Technology Innovation Institute (TII), a worldwide analysis centre, has launched NOOR, the world’s largest Arabic pure language processing (NLP) model to this point. The NOOR model carries out different, cross-domain duties merely from pure language directions.
To construct NOOR, researchers at TII designed an end-to-end pipeline for the assortment of high-quality knowledge, together with crawling, filtering, and curation at scale.

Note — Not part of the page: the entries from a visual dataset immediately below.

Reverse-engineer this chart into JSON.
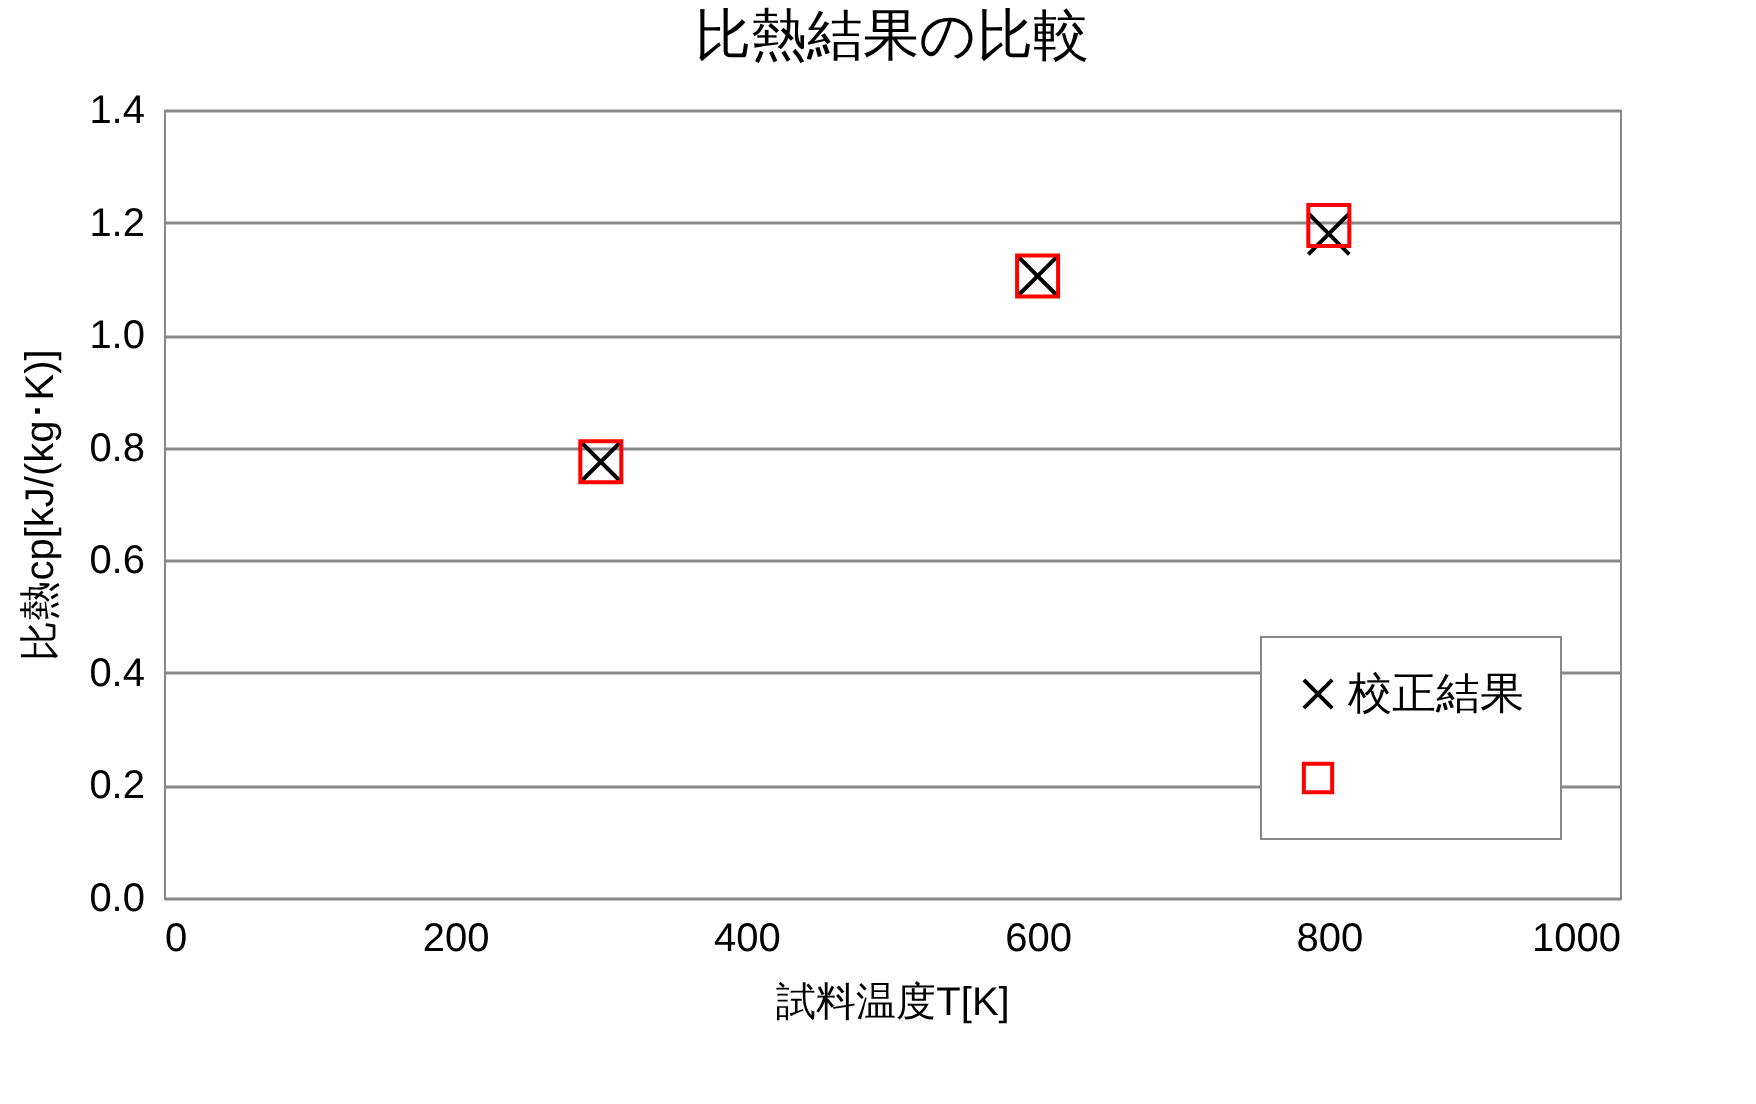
{
  "chart_data": {
    "type": "scatter",
    "title": "比熱結果の比較",
    "xlabel": "試料温度T[K]",
    "ylabel": "比熱cp[kJ/(kg･K)]",
    "x": [
      300,
      600,
      800
    ],
    "series": [
      {
        "name": "校正結果",
        "color": "#000000",
        "marker": "cross",
        "values": [
          0.775,
          1.105,
          1.18
        ]
      },
      {
        "color": "#ff0000",
        "marker": "square",
        "values": [
          0.775,
          1.105,
          1.195
        ]
      }
    ],
    "xlim": [
      0,
      1000
    ],
    "xticks": [
      0,
      200,
      400,
      600,
      800,
      1000
    ],
    "ylim": [
      0,
      1.4
    ],
    "yticks": [
      {
        "value": 0,
        "label": "0.0"
      },
      0.2,
      0.4,
      0.6,
      0.8,
      {
        "value": 1,
        "label": "1.0"
      },
      1.2,
      1.4
    ],
    "grid": "y",
    "legend": "bottom right"
  }
}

TII’s specialists additionally constructed optimized companies for extreme-scale distributed coaching and serving – to ship functions with environment friendly inference and model specialization.
TII’s group of superior researchers and specialists at its Artificial Intelligence (AI) Cross-Centre Unit, joined forces on this initiative with LightOn, a expertise firm that unlocks extreme-scale machine intelligence for companies, to revolutionize Arabic NLP fashions.

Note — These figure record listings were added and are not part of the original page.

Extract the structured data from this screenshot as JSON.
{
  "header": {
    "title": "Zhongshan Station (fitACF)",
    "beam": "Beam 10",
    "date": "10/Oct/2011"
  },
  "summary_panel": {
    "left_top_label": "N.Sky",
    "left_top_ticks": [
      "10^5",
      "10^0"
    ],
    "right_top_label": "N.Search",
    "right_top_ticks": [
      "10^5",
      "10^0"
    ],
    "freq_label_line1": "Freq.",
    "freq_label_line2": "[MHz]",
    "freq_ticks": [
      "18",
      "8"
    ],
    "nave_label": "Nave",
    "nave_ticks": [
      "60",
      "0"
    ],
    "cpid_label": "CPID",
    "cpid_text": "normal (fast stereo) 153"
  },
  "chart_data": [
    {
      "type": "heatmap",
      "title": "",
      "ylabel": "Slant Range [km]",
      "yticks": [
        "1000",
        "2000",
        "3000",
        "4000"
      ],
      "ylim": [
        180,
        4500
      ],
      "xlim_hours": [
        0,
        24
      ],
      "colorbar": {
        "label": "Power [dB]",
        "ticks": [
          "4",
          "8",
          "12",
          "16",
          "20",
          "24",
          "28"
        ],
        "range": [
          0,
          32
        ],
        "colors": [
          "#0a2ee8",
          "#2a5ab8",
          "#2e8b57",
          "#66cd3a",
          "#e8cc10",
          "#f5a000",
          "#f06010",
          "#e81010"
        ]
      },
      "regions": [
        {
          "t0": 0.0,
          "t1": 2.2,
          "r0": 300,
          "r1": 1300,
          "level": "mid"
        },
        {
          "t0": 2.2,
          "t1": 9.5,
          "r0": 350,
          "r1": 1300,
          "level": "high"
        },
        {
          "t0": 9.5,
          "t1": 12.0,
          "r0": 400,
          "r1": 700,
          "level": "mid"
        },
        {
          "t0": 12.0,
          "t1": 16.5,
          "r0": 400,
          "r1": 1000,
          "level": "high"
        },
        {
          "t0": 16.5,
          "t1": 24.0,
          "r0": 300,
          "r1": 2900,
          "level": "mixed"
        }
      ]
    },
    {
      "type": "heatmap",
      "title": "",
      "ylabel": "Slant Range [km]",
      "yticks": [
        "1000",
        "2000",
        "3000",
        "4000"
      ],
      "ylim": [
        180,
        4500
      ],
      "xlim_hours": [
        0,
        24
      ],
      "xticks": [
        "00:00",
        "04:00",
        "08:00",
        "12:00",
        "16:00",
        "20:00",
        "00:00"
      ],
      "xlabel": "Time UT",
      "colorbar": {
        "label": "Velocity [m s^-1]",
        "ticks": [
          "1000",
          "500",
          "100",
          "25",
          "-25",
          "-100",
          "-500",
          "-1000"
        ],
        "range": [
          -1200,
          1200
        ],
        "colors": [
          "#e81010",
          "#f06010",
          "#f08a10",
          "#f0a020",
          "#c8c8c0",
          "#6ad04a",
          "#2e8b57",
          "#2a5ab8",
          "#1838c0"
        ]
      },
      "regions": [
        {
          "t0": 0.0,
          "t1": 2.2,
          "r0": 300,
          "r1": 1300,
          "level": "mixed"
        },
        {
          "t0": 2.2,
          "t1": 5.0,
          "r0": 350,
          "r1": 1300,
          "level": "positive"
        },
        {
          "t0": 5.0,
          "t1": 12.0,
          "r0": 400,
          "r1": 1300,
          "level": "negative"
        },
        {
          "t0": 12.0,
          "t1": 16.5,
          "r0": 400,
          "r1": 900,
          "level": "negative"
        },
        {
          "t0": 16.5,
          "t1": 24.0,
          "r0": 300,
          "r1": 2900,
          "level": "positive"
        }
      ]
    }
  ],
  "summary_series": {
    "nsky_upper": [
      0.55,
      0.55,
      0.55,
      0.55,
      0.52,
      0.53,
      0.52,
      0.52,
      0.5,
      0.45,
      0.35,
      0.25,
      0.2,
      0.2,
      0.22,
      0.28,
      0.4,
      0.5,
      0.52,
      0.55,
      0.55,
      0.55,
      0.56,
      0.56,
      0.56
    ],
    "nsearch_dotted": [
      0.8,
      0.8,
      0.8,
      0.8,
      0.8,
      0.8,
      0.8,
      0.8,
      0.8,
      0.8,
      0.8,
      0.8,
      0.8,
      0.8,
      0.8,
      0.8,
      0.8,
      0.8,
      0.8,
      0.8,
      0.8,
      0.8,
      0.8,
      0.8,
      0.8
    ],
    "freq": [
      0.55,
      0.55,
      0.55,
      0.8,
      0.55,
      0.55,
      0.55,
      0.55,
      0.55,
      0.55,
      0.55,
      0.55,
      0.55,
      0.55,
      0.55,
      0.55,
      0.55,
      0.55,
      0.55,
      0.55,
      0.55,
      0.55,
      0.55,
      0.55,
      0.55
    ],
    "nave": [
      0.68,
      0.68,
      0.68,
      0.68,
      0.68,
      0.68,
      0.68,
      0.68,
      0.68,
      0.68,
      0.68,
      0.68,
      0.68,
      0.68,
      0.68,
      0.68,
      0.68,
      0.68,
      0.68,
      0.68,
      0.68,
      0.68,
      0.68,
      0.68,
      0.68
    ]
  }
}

Prof. Mérouane Debbah, Chief Researcher, Digital Science Research Centre and AI Cross-Centre Unit, TII, stated: “With NOOR, TII has expanded the scope of the modern standard Arabic model by leveraging know-how in large language models to build cross-disciplinary, cutting-edge expertise in this new generation of AI research.”
NOOR’s coaching dataset is the world’s largest high-quality cross-domain Arabic dataset, combining net knowledge with books, poetry, information articles, and technical data to considerably widen the applicability of the model.
Dr. Ebtesam Almazrouei, Director, AI Cross-Centre Unit, TII, stated: “Large language models have taken the world of natural language processing by storm, and we are proud to introduce this cutting-edge model with 10 billion parameters – the world’s largest Arabic NLP model. The uniquely large Arabic dataset collected to train the model is the result of months of work that included curating, scrapping, and filtering of varied sources.”
Dr. Almazrouei identified that the NOOR model relies on the fashionable Transformer structure. As a decoder-only model, comparable in construction to GPT-3, it’s programmed to sort out generative duties with structure upgraded to replicate the newest developments in the world of machine studying, together with enhancements akin to higher positional embeddings. To assist guarantee high quality at scale in the NOOR dataset, the TII group designed an automatic filtering pipeline primarily based on machine studying methods. These instruments establish textual content like high quality references and safeguard the model from publicity to spam content material.
Leveraging state-of-the-art 3D parallelism, NOOR was educated on a High-Performance Computing useful resource with 128 A100 GPUs, permitting for the distribution of computations and guaranteeing environment friendly use of the out there {hardware} sources.
Dr. Almazrouei additionally famous that this was solely the first step in TII’s efforts to contribute to the wider UAE Strategy for Artificial Intelligence, by means of supporting AI integration throughout key sectors of the financial system.